We failed to find linkage of the DFNB3, DFNB9 and DFNB21 loci among GJB2 negative families. Similar to our findings, two studies reported that MYO15A gene mutations are not associated with ARNSHL (17, 23). However, several reports revealed the association between MYO15A gene mutations and hearing loss (2427). In a study 8 out of 140 families (5.71%) linked to the DFNB3 locus (9). In a recent study on 40 Iranian ARNSHL families from Qom and Markazi provinces, 2 families were linked to DFNB3 (5.8%) (28). In addition, previous studies have reported that the MYO15A gene mutations accounts for 5% and 5.5% of ARNSHL in Pakistani and Iranian population respectively (29, 30). Therefore, the prevalence of the DFNB3 locus varies among various ethnicities in Iran. DFNB9 (OTOF) is mapped to 2p23.3 and No family was linked to this locus in our study. Similarly, in a study on 36 large ARNSHL families no linkage was found to DFNB9 (31). Conversely, the frequency of OTOF gene mutations have reported 2.3% (13/557) in Pakistani families (32), 5.0% in Turkish (24), 1.4% (1/73) in Chinese (33) and 2.7% in Iran (17).

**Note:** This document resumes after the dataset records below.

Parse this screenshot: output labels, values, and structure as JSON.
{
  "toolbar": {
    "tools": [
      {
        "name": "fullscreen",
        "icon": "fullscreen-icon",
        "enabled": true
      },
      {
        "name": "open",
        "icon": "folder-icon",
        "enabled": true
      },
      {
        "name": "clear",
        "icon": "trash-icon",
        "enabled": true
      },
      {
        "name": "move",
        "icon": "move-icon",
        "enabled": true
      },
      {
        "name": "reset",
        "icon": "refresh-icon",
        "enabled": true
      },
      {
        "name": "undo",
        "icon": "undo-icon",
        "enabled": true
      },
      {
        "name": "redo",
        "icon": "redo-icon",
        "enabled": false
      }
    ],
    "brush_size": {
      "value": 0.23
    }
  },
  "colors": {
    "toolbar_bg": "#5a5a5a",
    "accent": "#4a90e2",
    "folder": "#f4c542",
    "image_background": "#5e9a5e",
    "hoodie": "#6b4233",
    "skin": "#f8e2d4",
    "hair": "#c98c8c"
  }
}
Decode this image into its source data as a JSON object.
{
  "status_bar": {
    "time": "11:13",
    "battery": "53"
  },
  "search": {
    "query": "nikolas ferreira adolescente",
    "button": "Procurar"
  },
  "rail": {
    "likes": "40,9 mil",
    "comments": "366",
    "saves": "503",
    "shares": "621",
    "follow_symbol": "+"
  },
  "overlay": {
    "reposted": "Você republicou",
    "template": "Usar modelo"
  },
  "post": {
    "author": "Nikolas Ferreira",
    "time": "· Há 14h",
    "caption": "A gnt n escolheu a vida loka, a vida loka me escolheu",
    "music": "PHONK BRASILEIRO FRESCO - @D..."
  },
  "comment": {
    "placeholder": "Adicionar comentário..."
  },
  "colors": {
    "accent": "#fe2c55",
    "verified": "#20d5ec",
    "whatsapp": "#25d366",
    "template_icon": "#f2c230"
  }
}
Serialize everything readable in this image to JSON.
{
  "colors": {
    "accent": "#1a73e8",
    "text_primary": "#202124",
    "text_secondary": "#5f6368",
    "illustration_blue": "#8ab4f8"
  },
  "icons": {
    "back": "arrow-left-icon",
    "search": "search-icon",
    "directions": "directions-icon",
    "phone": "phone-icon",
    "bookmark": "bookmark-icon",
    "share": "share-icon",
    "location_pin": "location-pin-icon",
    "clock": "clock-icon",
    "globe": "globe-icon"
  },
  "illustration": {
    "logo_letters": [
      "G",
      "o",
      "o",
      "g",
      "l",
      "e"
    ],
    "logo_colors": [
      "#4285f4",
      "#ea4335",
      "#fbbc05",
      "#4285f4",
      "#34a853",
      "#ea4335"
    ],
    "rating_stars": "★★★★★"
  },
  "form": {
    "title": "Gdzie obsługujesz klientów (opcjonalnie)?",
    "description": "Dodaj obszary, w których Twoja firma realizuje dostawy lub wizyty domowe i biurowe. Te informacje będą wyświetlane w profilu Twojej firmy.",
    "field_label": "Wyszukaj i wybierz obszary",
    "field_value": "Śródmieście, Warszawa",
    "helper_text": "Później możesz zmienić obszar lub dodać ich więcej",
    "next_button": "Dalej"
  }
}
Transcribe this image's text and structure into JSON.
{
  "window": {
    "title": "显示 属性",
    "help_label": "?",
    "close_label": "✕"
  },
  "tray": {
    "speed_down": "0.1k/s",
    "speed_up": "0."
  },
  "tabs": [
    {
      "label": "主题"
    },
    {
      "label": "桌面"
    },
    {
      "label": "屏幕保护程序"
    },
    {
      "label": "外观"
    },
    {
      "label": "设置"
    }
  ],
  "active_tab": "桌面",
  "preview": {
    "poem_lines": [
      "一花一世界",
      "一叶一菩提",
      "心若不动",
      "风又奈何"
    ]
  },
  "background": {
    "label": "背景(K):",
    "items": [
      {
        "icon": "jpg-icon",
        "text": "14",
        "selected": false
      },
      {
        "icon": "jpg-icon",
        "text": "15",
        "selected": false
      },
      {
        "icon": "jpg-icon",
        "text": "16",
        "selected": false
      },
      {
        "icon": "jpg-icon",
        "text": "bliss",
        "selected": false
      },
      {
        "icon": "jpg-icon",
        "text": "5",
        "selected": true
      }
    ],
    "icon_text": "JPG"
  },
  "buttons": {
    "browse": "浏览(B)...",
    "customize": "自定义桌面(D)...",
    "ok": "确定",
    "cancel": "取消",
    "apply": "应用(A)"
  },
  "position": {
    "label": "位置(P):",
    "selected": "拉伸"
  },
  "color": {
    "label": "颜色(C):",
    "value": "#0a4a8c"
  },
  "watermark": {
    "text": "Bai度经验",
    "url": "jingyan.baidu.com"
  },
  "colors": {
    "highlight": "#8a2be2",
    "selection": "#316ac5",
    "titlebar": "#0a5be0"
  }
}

In accordance to a study (28) we were not found evidence of linkage for DFNB21 (TECTA) in our population. Previous several studies on Iranian families have reported different frequencies of DFNB21 mutations in various ethnics 2.7–6.6% (17, 34).

Conclusion

GJB2 gene mutations affected 12.50% of families with ARNSHL in our population. In contrast to several previous studies, we failed to find linkage of the DFNB3, DFNB9 and DFNB21 loci among GJB2 negative families. This may be a consequence of racial differences populations or using low number of subjects in the present study. In spite of the no linkage reported in this study, possible linkage of DFNB3, DFNB9 and DFNB21 loci, and ARNSHL could not be completely ruled out. Therefore, it seems that further studies on large-scale population will be needed to conclusively find linkage of DFNB3, DFNB9 and DFNB21 loci, and ARNSHL.

Ethical considerations

Ethical issues (Including plagiarism, informed consent, misconduct, data fabrication and/or falsification, double publication and/or submission, redundancy, etc.) have been completely observed by the authors.

Acknowledgments

Authors would like to express our sincerest appreciation to all individuals for participation in this study. The authors also thank Hormozgan Society of Deaf People Family, Welfare Organization of Bandar Abbas, and Dr Tabatabaiefar and Dr Darvish for their great help in this project. The authors declare that there is no conflict of interests.